In quanto al rapporto esistente tra i due regni, formalmente essi erano indipendenti l’uno dall’altro, nel senso che elementi siciliani non potevano essere assunti nell’amministrazione del regno di Napoli ed elementi napoletani in quello di Sicilia. Di fatto, dal momento che Napoli era la sede del governo regio, i Siciliani potevano essere chiamati a svolgere funzioni direttive nelle segreterie di stato e nell’esercito, a ricoprire incarichi diplomatici all’estero. Essi avevano, quindi, possibilità di partecipare alle funzioni dei vertici dello stato, mentre ai Napoletani era fatto divieto di ricoprire cariche di vertice nell’amministrazione viceregia in Sicilia, tranne quelle di consultore e di segretario del regno.

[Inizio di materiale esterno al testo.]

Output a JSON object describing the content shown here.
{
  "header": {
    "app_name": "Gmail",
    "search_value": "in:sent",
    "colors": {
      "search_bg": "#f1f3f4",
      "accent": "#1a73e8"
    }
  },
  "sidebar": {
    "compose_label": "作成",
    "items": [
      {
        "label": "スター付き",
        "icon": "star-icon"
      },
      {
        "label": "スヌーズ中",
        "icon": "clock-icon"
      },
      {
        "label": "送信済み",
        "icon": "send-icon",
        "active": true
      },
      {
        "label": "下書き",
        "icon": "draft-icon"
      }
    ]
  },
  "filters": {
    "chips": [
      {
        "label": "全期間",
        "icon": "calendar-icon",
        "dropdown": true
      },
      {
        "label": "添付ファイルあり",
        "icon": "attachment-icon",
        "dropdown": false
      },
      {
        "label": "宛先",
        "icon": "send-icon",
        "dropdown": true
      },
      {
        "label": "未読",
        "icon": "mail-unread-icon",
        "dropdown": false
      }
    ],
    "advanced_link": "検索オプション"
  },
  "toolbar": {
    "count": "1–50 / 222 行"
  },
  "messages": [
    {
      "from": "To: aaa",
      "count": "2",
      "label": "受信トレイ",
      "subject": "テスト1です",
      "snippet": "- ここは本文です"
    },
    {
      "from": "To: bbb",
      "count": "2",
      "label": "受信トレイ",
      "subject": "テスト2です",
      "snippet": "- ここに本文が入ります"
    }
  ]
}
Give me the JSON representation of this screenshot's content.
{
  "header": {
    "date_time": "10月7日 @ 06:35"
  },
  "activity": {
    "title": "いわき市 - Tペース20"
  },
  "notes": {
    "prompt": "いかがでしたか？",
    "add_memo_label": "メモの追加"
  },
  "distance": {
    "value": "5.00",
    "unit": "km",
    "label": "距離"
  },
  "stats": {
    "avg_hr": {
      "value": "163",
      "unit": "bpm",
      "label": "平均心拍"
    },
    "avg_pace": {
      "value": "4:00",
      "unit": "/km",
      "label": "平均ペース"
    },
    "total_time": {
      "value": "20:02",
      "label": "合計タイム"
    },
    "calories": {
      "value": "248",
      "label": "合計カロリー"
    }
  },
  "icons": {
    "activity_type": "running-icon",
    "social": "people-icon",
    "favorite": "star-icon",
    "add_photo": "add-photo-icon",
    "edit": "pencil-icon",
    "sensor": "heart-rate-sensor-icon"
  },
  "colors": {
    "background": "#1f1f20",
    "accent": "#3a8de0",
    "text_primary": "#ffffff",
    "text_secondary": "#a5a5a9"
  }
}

Di conseguenza il primo ministro del re poteva essere siciliano, ma il vicerè di Sicilia non poteva essere nè siciliano, nè napoletano, ma di altri territori italiani o straniero. Fu in questo intricato groviglio che i Borboni dovettero operare per la costituzione di uno stato assoluto centralizzato, pur nel rispetto dell’autonomia dei due regni.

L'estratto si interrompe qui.